Conference Focuses on Preventing Electrical Accidents

The IEEE Industry Application Society's 15th Electrical Safety Workshop is being held from 18 to 21 March

7 January 2008

An IEEE event in March in Dallas could save your life. In fact, its predecessors may have already saved yours without your even knowing it.

That event is the IEEE Industry Application Society's 15th Electrical Safety Workshop (ESW), being held from 18 to 21 March. Devoted to preventing electrical accidents and injuries in the workplace, it serves as a forum for exchanging ideas and practical experiences among 500 engineers, electricians, scientists, safety professionals, risk managers, and physicians.

“In the last 15 years, electrical occupational fatalities in the United States have been cut in half,” says IEEE Fellow Lanny Floyd, a member of the workshop’s steering committee. “That wasn’t just ESW’s doing, but it was one of the most significant forces driving change.”

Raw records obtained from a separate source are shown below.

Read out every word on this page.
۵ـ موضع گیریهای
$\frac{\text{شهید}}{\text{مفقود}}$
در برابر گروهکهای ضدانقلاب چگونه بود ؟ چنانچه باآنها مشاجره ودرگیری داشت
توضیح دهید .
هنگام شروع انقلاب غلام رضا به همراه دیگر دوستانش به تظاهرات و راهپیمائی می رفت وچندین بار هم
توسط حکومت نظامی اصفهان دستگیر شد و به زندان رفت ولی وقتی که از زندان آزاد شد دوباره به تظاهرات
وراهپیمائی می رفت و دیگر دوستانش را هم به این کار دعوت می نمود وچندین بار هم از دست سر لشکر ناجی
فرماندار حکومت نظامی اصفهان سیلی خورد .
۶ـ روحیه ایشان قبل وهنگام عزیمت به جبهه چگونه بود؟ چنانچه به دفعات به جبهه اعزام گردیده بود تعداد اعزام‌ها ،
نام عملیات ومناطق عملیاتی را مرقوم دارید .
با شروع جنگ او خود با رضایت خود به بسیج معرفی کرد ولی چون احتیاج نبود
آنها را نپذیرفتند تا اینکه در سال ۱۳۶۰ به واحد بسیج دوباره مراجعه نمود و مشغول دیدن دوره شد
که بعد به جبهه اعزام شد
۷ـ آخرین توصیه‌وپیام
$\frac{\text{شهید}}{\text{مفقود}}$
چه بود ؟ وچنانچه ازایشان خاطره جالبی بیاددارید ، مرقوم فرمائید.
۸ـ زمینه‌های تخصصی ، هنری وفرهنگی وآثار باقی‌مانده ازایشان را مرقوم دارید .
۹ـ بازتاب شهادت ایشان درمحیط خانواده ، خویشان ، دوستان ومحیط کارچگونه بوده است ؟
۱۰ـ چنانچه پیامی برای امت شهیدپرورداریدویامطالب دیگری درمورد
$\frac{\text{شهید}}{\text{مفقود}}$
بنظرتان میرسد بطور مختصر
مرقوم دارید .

Because many electrical injuries stem from unsafe work practices, the workshop’s agenda will include information on safe practices and the latest in protective gear, as well as technical developments.

NOT A CONFERENCE As a workshop, ESW differs from conventional conferences. “From the very beginning, we wanted it to be interactive—not just speakers delivering papers but participation and questions from attendees too,” Floyd says. “Instead of parallel sessions, we hold 26 single sessions, with lots of breaks to stimulate interaction.”

The interaction goes on among attendees that include representatives of standards organizations, such as the National Fire Protection Association, and government safety agencies, including the Occupational Safety and Health Agency and the National Institute of Occupational Safety and Health Administration. Accordingly, the workshop has also pushed, promoted, and helped develop guides to safety standards. Some of the most important of these are IEEE’s Yellow Book; Guide for Maintenance, Operation, and Safety of Industrial and Commercial Power Systems (IEEE Std. 902-1998); Guide for Performing Arc Flash Hazard Calculations (IEEE Std. 1584); and the National Fire Protection Association’s Standard for Electrical Safety in the Workplace (NFPA-70E-2004). On the workshop agenda are revisions and practical applications of codes and standards and a preview of the revised NFPA-70E, which will be issued late next year.

“The workshop has made more people aware of the content and value of 70E than NFPA could have through traditional marketing methods,” says IEEE Senior Member David Pace, another steering committee member. “The same is true, to a slightly lesser degree, for related standards published by the IEEE, ANSI, ASTM, and others.” The workshop isn’t trying to achieve consensus, as standards development groups do, notes Floyd, but rather to become “a forum where new possibilities can surface and be a catalyst for accelerating change.”

Other topics include advances in design safety and the latest results from arc flash hazards testing. Arc flash, a hazard distinct from electric shock or burns, was not widely recognized when the workshop was created, in 1991. Since then, the workshop has promoted the need and the means to mitigate this hazard, and several sessions will be devoted to it.

A faulty understanding of these hazards can lead to many unsafe practices and behaviors, notes Pace.

“Clearly, things that were considered acceptable 15 years ago are not acceptable today,” he says. “There’s been a culture shift.”

That’s what ESW is all about. While other IEEE events may adopt a new mission statement each year, the purpose of the ESW workshop has remained the same: to change the electrical safety culture, for the better.